The next set of considerations relate to the geometry of buildings. Most of them are represented by polygons. More difficult cases are represented by multi-polygons; by collections of lines that need to be assembled into a polygon; or by a combination of these two. Processing these is quite complex, but once they are processed all valid examples can be placed in the same table as the simple polygons. Virtually all complex (but valid) cases can be reduced to a mix of polygons, and polygons with holes. Postgis treats both of these as the same geometry type. So in practice it's just as straightforward to use complex and simple building geometries. Getting the complex geometries sorted is not so straightforward.
To start with the case of simple polygons. Anything tagged "building" as assumed to represent an area. So it ought to be a closed loop, without self-intersections, and containing at least four nodes. Some don't obey these rules, and life is easier if we dispose of the few exceptions first. In my pre-processing I flag up any exceptions in the diagnostics, so I can fix those I need.
For more complex geometries I wanted to understand out how this was done, rather than use a black-box approach. So this is my DIY method. I collect all the linestrings that are part of a relation tagged "multipolygon". I get postgis to merge linestrings that are connected, then remove any that won't convert to valid polygons, and any where the lines overlap. The remainder are converted to polygons, and marked "inner", or "outer" depending on whether they are contained within another polygon. The inner polygons are then grouped according to the "outer" polygon that they lie within, and each group converted to the intended multi-polygon - with the original tags from the relation transferred. They can then be inserted into the same table of buildings that holds all the simple polygons. Sometimes there is a multipolygon relation tagged "building" where one of the elements is also tagged "building". I don't need both, so I remove any individual elements that would otherwise end up being included twice.
This process doesn't rely on contributors correctly tagging "inner" and "outer". It copes with examples where the contributor has included disjoint outer polygons in the same relation, and examples where a multipolygon relation only holds a single polygon. It doesn't fall over when the geometry is flawed - faulty components, or elements that overlap. It isn't completely robust. I've included diagnostics on some of the error cases, but not all. There are some errors that could probably be fixed automatically, but aren't - the whole building is just discarded. At the moment my approach doesn't handle cases where the "hole" in a multipolygon relation is defined by another multipolygon relation. There may be other problems I haven't encountered yet.
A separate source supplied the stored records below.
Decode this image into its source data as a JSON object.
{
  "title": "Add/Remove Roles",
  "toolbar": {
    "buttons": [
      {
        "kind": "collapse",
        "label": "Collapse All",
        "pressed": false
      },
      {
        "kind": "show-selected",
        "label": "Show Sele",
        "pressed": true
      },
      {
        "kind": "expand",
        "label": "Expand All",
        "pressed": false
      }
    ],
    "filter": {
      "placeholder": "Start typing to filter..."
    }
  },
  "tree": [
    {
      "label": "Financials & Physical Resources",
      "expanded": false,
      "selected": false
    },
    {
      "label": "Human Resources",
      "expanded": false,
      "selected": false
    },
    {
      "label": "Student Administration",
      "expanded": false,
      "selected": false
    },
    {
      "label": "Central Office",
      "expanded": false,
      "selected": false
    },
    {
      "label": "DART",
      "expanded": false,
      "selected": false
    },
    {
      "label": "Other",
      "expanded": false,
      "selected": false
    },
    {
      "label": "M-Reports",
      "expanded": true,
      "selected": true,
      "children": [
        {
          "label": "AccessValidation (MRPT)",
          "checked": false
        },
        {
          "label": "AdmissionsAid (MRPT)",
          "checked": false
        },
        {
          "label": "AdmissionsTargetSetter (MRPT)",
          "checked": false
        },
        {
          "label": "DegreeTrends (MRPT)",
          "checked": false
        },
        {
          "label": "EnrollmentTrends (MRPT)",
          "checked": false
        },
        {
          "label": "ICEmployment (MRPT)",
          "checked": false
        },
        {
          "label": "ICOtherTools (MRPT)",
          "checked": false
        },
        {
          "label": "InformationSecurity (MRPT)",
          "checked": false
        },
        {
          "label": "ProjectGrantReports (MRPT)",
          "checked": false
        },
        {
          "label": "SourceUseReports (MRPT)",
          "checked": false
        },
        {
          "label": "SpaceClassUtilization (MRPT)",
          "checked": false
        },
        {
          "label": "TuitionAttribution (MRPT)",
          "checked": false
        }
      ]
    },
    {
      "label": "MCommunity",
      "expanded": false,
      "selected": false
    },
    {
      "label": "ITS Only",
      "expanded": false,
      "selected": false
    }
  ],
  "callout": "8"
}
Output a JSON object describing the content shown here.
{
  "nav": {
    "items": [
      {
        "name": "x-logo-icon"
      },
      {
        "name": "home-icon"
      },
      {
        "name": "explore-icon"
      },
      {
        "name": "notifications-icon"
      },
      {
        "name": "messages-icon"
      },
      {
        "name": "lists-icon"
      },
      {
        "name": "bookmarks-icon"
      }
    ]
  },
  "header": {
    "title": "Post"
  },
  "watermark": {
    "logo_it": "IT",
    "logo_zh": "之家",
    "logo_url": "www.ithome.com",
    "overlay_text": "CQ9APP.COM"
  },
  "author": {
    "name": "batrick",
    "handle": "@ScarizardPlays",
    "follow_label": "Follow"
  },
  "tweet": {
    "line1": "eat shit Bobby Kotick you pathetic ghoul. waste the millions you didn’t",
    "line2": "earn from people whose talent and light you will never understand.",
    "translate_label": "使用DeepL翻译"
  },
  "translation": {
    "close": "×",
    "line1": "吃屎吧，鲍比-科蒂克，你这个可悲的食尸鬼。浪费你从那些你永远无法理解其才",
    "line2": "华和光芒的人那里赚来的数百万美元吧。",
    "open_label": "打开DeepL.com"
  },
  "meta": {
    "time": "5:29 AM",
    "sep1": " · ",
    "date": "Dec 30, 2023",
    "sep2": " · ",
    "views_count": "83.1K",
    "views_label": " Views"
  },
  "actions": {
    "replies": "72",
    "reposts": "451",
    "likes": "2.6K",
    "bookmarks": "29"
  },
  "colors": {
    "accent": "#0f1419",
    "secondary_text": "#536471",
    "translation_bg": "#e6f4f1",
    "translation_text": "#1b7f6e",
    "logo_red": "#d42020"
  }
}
Some buildings (imports, I think) are plotted with more precision than I will ever need. So I also get postgis to "simplify" the geometry - i.e. reduce the number of nodes to a more sensible level.
Most buildings in the database are tagged as such
Finally, I've started to experiment with a limited amount of classification of different building types. Normally I have no need to differentiate between types of building, but I can envisage circumstances where it would be useful to highlight certain types (schools or hospitals, for example). So I have begun experimenting with this. The majority of buildings in OSM are tagged simply as a building. However, many can be re-classified from the value of the building key as being residential, industrial, retail, agricultural, commercial, transport or different types of institution. So buildings marked as "building=house" (or residential, terrace, apartments, semi, detached, flats, bungalow, etc.) can be fairly confidently treated as "residential". Other cases are more ambiguous ("building=store", or "block", for example). More sophisticated assessments based on a range of different tags should be able classify more completely and more reliably, but I haven't explored that approach (yet).